Thursday August 16, 2012
The exit pace out of bonds picked up yesterday as TLT collapsed through the 124 support level. The amazing thing is how little notice has been made of this in the financial press. At stock charts the analysts are still talking about how strong the dollar is, apparently not sensing potential dollar weakness after a confirmed move out of bonds by many investors.
GDXJ hit bottom when TLT topped at 132. Things happen at different speeds and all markets do not move at the same time. Indeed GDXJ has bounced around 20 while TLT fell out of bed the last two days.

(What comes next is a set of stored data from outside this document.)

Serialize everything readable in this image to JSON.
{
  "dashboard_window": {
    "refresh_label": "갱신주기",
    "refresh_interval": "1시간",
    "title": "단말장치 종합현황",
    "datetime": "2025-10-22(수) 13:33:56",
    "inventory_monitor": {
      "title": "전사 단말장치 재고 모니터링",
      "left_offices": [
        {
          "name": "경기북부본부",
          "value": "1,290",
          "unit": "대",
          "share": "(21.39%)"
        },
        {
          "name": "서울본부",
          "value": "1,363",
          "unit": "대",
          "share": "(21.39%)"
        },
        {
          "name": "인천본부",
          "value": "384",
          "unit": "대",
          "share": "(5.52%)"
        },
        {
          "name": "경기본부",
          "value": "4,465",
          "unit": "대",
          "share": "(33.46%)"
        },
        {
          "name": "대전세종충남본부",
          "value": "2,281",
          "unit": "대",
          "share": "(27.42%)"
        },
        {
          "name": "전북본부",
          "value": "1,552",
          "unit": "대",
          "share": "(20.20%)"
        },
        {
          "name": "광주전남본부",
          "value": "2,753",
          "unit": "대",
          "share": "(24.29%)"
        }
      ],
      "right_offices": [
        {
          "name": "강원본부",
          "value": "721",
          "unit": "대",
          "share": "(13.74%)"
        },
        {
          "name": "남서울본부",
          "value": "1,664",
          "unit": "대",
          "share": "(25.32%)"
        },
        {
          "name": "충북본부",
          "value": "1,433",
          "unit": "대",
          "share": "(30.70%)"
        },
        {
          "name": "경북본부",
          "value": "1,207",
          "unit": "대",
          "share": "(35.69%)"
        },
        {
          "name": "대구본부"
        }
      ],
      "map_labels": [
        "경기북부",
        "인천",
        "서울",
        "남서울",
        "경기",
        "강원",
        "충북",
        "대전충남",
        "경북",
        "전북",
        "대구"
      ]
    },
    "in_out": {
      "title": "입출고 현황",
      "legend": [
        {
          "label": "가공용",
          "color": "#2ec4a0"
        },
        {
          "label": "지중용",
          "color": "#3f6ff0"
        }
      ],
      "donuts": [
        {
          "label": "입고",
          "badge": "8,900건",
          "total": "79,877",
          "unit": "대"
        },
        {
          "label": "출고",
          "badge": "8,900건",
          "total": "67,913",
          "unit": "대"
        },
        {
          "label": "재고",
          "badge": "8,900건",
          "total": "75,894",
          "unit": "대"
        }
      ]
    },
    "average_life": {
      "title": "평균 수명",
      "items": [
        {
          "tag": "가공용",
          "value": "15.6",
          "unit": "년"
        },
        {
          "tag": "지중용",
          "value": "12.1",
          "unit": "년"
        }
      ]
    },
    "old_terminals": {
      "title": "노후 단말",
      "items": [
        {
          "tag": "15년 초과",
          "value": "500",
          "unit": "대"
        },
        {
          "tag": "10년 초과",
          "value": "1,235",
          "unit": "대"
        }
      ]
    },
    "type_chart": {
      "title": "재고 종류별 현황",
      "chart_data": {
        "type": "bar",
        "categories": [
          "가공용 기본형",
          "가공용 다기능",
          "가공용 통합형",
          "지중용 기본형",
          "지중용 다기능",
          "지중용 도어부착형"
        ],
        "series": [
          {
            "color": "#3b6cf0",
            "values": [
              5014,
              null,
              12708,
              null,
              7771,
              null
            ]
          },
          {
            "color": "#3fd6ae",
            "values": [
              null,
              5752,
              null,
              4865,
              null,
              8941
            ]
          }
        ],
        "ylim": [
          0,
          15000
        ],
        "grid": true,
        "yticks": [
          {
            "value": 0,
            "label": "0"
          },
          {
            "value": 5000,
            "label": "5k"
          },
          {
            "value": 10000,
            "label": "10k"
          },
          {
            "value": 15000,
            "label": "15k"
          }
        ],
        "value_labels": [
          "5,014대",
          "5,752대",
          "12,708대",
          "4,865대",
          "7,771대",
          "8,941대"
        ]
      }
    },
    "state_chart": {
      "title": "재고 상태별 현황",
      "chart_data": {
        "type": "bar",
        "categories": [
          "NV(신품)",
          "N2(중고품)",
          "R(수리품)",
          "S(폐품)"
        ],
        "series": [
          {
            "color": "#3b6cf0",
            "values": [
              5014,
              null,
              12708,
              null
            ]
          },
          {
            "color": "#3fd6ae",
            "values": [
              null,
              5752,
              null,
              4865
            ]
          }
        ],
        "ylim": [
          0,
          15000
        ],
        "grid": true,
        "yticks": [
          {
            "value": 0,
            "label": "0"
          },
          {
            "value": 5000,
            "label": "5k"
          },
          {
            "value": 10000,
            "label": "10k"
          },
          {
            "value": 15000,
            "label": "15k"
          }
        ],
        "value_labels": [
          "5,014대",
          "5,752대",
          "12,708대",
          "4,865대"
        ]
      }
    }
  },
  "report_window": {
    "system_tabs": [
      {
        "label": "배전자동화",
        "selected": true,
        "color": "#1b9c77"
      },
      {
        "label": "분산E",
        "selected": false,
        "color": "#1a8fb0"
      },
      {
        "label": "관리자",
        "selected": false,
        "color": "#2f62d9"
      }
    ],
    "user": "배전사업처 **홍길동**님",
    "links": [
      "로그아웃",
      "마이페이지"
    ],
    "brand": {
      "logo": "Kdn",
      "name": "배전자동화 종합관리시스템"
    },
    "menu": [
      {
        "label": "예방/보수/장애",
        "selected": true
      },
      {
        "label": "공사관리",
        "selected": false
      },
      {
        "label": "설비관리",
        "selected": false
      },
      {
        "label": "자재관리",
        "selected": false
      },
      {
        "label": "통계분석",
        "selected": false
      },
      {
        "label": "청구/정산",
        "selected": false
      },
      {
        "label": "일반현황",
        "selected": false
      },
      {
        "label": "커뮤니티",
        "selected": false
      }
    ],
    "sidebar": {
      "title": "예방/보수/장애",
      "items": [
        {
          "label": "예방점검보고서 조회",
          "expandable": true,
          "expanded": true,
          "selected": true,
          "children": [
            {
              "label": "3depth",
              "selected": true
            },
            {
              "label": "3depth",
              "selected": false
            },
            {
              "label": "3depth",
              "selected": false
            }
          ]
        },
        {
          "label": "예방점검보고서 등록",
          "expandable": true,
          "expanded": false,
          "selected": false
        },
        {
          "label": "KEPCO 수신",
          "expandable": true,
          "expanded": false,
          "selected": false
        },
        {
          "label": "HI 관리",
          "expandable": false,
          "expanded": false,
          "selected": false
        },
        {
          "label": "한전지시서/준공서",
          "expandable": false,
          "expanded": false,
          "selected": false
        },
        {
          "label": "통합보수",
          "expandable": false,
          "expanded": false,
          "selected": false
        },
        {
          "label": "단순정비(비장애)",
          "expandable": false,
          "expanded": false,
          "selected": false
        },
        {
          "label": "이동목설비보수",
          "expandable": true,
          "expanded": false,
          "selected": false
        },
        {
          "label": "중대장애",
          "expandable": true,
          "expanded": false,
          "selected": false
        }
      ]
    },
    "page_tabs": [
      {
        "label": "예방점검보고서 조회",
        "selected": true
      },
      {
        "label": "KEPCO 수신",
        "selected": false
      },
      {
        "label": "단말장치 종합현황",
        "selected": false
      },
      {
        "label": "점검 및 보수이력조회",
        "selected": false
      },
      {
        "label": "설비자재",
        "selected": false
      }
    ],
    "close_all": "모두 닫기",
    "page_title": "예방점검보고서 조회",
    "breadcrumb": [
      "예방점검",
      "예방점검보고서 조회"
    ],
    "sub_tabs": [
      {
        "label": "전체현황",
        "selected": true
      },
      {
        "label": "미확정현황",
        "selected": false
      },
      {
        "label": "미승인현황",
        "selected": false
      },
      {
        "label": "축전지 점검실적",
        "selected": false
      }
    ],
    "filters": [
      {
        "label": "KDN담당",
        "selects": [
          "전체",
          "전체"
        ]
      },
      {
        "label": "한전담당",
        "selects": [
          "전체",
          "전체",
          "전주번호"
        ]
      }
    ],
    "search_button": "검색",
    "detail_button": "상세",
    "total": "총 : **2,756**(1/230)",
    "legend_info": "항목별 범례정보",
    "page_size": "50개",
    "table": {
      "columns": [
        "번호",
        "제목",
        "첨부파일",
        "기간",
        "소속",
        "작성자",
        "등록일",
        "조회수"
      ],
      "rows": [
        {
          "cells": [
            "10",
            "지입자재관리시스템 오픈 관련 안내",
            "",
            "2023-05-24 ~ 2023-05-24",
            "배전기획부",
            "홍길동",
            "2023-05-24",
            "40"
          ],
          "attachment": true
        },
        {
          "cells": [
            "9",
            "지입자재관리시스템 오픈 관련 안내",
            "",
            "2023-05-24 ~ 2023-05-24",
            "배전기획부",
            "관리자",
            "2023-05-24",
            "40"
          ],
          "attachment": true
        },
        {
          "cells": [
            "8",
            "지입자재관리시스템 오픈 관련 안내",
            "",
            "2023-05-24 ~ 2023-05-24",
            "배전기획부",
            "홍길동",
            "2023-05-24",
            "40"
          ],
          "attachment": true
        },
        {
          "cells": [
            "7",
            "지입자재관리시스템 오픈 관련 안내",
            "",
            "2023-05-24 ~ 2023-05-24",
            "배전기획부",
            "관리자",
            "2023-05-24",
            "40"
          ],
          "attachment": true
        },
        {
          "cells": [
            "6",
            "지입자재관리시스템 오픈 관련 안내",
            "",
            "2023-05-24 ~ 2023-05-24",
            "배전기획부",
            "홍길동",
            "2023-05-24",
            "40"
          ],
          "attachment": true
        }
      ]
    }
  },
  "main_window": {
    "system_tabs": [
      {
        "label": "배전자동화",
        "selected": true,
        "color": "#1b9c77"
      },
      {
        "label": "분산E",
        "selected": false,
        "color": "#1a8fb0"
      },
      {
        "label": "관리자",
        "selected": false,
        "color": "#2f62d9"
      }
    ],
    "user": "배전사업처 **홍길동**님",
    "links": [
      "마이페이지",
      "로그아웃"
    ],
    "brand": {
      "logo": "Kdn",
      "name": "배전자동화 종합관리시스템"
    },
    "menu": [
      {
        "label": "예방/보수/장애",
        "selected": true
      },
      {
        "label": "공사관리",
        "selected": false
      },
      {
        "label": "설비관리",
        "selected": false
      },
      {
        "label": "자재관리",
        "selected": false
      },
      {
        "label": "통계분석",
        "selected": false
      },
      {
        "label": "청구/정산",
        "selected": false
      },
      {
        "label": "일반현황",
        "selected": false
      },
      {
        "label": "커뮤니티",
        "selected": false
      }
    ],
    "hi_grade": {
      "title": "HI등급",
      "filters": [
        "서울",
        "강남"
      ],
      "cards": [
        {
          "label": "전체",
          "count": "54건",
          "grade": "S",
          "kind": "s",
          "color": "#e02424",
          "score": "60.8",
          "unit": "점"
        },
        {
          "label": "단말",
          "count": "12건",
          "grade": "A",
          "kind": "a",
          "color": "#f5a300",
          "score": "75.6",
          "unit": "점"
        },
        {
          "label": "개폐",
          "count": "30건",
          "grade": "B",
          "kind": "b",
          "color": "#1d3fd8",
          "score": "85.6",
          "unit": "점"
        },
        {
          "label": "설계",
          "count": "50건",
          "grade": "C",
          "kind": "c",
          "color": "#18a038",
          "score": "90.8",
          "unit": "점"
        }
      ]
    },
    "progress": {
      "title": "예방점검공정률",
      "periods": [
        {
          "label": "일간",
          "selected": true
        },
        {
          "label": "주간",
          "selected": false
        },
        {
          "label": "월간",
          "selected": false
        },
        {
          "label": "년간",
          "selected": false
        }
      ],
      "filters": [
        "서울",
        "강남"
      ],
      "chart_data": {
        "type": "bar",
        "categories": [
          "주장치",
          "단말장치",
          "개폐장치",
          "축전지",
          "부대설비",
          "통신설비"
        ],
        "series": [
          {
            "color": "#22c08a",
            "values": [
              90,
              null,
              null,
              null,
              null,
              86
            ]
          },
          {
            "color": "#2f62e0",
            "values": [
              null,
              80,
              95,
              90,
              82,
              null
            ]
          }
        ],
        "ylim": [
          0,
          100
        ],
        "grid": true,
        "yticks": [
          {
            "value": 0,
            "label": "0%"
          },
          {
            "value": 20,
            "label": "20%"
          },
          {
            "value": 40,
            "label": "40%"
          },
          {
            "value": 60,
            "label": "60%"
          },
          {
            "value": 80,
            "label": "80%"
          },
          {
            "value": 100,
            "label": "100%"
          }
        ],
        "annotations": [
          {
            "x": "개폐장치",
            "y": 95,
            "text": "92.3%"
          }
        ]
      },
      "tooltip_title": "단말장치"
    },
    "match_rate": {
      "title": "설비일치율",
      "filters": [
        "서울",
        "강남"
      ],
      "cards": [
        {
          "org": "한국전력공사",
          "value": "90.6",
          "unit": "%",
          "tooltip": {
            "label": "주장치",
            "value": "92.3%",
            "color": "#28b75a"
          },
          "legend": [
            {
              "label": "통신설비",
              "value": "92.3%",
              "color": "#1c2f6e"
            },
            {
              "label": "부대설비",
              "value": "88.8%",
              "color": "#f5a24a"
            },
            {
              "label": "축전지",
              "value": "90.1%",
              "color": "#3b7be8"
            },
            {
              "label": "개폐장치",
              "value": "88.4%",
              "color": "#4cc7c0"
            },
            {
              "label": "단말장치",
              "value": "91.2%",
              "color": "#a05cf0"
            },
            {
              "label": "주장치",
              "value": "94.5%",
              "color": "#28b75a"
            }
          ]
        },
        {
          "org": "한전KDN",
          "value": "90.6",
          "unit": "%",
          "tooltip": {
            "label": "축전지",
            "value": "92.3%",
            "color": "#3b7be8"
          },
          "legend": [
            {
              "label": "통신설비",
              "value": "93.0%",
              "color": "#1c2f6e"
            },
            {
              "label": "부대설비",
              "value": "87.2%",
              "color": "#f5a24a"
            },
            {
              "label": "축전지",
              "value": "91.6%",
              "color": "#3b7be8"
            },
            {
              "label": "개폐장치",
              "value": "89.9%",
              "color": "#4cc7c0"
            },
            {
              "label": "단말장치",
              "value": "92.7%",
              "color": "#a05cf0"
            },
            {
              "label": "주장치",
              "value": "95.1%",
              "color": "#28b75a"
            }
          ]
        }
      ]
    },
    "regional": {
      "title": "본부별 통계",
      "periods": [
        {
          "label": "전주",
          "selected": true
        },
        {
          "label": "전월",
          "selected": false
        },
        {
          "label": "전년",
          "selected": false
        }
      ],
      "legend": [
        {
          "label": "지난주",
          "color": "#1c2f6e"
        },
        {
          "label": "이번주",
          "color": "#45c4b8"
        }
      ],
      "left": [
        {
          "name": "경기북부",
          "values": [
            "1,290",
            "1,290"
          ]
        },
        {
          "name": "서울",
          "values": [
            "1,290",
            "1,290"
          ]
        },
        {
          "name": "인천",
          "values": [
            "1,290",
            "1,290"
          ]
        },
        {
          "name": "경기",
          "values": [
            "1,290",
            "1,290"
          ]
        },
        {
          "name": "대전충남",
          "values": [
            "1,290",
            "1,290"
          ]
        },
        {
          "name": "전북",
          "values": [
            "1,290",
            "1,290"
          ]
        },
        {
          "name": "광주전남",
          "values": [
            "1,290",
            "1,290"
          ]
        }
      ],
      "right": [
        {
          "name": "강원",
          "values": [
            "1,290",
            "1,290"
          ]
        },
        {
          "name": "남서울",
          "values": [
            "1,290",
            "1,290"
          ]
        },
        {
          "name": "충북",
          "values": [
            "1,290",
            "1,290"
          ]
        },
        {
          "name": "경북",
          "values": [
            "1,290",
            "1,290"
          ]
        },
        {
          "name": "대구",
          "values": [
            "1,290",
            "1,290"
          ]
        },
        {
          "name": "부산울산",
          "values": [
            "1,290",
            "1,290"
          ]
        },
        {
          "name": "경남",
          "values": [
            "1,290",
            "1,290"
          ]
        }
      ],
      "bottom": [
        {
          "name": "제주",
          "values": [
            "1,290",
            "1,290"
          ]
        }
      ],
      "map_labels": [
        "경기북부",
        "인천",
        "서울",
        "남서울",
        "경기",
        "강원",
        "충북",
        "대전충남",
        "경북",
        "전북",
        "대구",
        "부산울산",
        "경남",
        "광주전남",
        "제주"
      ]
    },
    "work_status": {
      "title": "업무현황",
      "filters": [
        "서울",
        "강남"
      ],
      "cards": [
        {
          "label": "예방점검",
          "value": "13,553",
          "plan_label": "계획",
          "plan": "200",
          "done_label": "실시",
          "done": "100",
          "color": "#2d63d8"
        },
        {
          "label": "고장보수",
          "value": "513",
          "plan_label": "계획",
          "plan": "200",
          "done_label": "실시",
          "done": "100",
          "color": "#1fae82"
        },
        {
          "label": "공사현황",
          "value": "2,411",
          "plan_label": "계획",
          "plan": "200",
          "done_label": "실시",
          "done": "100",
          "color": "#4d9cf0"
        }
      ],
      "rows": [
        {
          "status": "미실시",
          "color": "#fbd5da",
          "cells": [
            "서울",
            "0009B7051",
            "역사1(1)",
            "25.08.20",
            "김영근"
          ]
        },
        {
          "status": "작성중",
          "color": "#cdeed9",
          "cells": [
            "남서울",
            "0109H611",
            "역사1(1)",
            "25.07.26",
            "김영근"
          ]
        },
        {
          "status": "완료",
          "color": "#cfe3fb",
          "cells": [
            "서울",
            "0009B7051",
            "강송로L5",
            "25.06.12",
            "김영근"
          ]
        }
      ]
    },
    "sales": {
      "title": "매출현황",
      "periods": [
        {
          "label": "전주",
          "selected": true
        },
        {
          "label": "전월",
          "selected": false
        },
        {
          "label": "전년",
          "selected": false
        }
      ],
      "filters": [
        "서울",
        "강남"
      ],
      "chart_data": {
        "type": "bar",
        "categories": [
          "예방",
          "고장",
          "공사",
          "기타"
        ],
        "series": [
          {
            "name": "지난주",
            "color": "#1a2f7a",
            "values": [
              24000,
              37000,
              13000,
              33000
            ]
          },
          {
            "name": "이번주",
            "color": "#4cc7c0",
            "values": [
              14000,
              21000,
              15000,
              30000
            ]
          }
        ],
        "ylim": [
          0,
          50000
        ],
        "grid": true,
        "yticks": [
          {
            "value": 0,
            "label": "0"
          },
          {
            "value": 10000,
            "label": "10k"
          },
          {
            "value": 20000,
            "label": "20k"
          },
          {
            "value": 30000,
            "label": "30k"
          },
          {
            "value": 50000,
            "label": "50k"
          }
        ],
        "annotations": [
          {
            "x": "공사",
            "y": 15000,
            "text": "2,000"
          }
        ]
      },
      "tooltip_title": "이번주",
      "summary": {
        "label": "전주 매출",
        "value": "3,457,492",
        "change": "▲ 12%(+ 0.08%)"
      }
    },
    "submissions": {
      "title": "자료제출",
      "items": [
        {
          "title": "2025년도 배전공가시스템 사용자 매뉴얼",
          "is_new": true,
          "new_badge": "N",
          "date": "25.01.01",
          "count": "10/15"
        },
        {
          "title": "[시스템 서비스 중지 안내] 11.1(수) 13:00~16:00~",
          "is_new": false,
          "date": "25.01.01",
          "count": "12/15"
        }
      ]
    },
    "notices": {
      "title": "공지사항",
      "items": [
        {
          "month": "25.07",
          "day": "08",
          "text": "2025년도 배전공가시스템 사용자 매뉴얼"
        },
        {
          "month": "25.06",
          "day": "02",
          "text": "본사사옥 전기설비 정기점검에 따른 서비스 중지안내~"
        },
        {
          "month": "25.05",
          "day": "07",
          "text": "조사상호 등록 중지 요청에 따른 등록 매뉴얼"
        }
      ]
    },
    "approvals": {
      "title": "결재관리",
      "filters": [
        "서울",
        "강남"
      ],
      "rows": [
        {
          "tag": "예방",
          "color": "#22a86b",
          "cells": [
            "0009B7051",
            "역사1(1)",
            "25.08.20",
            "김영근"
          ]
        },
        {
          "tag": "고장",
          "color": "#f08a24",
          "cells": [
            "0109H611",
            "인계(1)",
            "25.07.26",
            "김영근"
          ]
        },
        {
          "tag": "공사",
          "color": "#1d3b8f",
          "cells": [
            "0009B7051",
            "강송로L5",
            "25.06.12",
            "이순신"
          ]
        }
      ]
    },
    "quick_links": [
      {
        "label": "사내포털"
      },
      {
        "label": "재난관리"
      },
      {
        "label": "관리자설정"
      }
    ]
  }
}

Typical Commodity Fund - Silver Miners
Many of the commodity plays look like this. Richard Russell often notes that the market is a living, breathing entity. And since a chart represents millions of individual decisions, he is right about that. Look at the last three months of activity for SIL. SIL hit bottom in mid May as the CCI did as well in the lower panel. Since then SIL has made a series of higher lows. it twice vaulted the 50 day MA, made a slight higher low at 17, found buyers, and is back over the 50 and 87.5 (the mid point of the 50 and 125 MA) moving averages. The 50 and 87.5 are flattening out. But if you look closely the 200 and 162 are flattening out as well. It is a matter of time until the crowd and their computers become convinced that GDXJ will stay above the 50 day MA. It will then find buyers at this new higher level.
Patience, it's the summer doldrums and tomorrow is options expiration.